Meslek lisesi öğretmenleri teknolojiye hakim olmalı
Öte yandan işin omurgası olan eğitmenler bilgilerini eğitimlerle sürekli güncellenmelidir. Meslek lisesinde teknolojiyi, sanayiyi, üretimi, iş yaşamını bilmeyen, tanımayan, güncel bilgilerle kendisini yenilemeyen öğretmenlerin nitelikli insan kaynağı yetiştirmesi beklenemez. Sürekli eğitimler ve iş dünyası ile işbirlikleri yapmadan devam eden sistemde bu meslek liseleri boşa inşa edilmiş olur. Sonuçta binalar önemli olsa da eğitime kaliteyi veren ilk şey eğitmen kalitesidir, öğretmenlerdir. İşte bu işbirliklerinin yapılacağı yerlerin başında kentte bulunan teknoloji, meslek ve beceri kazandırma odaklı ara yüz merkezleri gelmektedir. MTSO Hizmet binamızın zemin katında hizmet vermeye başladığımız MTSO ATÖLYE 1886 Endüstriyel Tasarım ve Kobi Danışmanlık Merkezi bu işbirliklerinin yapılacağı bir merkezdir. Bu merkeze sadece KOBİ’leri değil, akademisyenleri, üniversite öğrencilerini, meslek lisesi eğitmenlerini ve öğrencilerini bekliyoruz.

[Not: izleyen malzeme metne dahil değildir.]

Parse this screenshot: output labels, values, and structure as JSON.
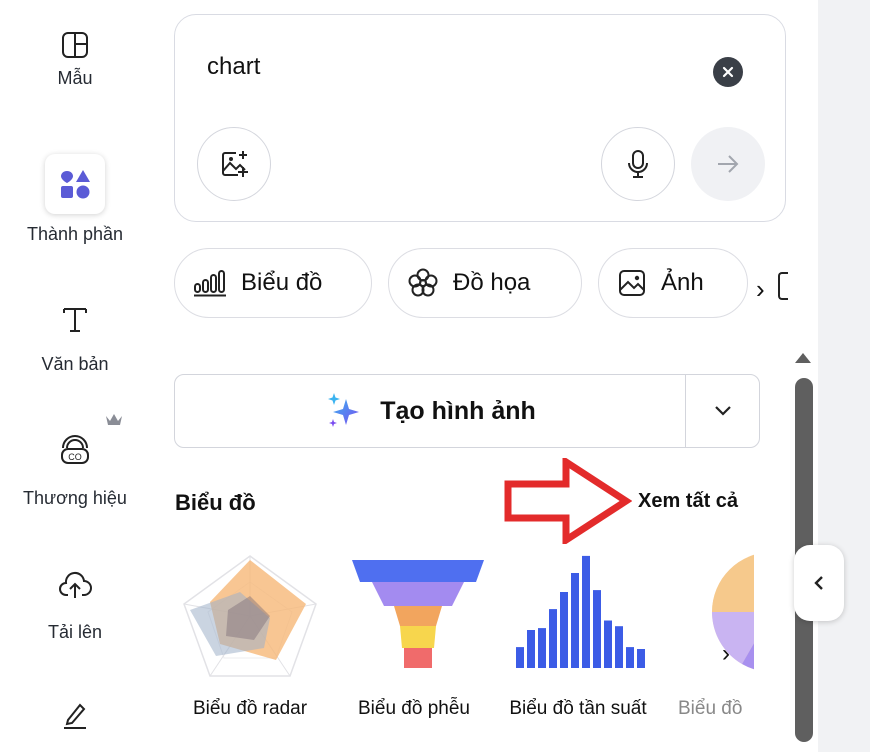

Buradaki tasarım merkezimiz, ortak kullanım atölyemiz, eğitmen ve danışmanlarımız gençlerimizin hizmetindedir. Kentimizde MTSO Atölye 1886 gibi benzer hizmetler veren birçok kurum var. Teknopark, Mersin Üniversitesi Girişim Limanı, Model Fabrika ve Yenilik Merkezi gibi kurumlar eş güdüm içinde, koordineli çalışmalıdır. Hepsi bir bütün olarak kentin mesleki eğitiminin, beceri kazandırma amacının, dijitalleşme, yüksek teknolojiye entegrasyon ve yenilikçiliğin en temel destekçileridir. Kentimizin 4 önemli üniversitesi bu vizyonun en temel parçasıdır. MTSO olarak bu amaca yönelik, işbirliklerini üst düzeye çıkartma anlamında hem Mersin Üniversitemizle hem de Toros Üniversitemizle bir eğitim işbirliği anlaşması imzaladık.
Kısaca Mersin iş dünyasının çatı oluşumu olan MTSO olarak eğitimin hem ekonomik gelişme hem de ülkenin bütünsel kalkınması adına ne kadar önemli bir konu olduğunun bilincinde çalışmaya, proje üretmeye, destek vermeye devam ediyoruz. Eğitim dünyamızın her aşamasının öncelikle “beceri” kazandırmaya yönelik olmasına inanıyoruz.